Water's high polarity makes it a unique solvent for salts, where the nature and concentration of electrolytes at the surface are crucial. These factors significantly influence the hydration structure and reactivity of the solution. A detailed molecular-level understanding of the hydration properties of halide ions is essential to elucidate various environmental, industrial, and physiological processes. The hydration of halides is driven by the subtle interplay between ion-water and water-water interactions, which becomes increasingly significant near interfaces where ions undergo desolvation. These interactions must be captured accurately to predict the behavior of ions from gas phase to condensed phase. In this study, we employ our data-driven many-body energy (MB-nrg) potentials, trained on "gold-standard" coupled-cluster, CCSD(T), reference data to investigate the behavior of halides at the water surface.
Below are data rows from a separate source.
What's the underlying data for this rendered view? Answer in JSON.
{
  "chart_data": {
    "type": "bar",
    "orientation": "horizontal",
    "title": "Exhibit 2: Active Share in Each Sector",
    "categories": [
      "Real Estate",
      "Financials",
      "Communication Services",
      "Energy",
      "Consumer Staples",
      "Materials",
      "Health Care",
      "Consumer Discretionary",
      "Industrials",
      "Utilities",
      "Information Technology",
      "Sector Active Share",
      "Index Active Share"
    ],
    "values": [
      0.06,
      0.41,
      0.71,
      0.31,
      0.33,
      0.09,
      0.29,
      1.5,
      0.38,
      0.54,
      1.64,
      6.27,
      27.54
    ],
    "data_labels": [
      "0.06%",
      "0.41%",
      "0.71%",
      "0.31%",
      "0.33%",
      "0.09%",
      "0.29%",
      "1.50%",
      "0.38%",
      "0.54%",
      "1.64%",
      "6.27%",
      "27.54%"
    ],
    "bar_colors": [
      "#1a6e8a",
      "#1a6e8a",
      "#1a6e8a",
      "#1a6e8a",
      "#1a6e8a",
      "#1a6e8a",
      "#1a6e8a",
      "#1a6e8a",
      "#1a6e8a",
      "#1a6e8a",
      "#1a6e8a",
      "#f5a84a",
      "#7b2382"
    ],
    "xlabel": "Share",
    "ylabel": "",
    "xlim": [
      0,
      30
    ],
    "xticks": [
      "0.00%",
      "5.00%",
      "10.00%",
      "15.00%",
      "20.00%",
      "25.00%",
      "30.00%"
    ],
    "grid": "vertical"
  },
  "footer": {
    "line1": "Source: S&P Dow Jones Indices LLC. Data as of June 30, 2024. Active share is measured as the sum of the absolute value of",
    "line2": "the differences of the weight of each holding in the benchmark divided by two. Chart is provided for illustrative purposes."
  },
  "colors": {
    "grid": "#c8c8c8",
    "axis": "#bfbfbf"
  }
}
Here, we leverage the accuracy of the MB-nrg potentials in combination with enhanced-sampling methods to explore the surface propensity of halide ions at the air-water interface. Our simulations reveal that the subtle balance between ion-water and water-water many-body effects dictates the propensity of different halides for the water surface. Contrary to previous studies carried out with polarizable models, our MB-nrg simulations show that only iodide is slightly present at the air-water interface, with an adsorption free energy effectively comparable to thermal fluctuations.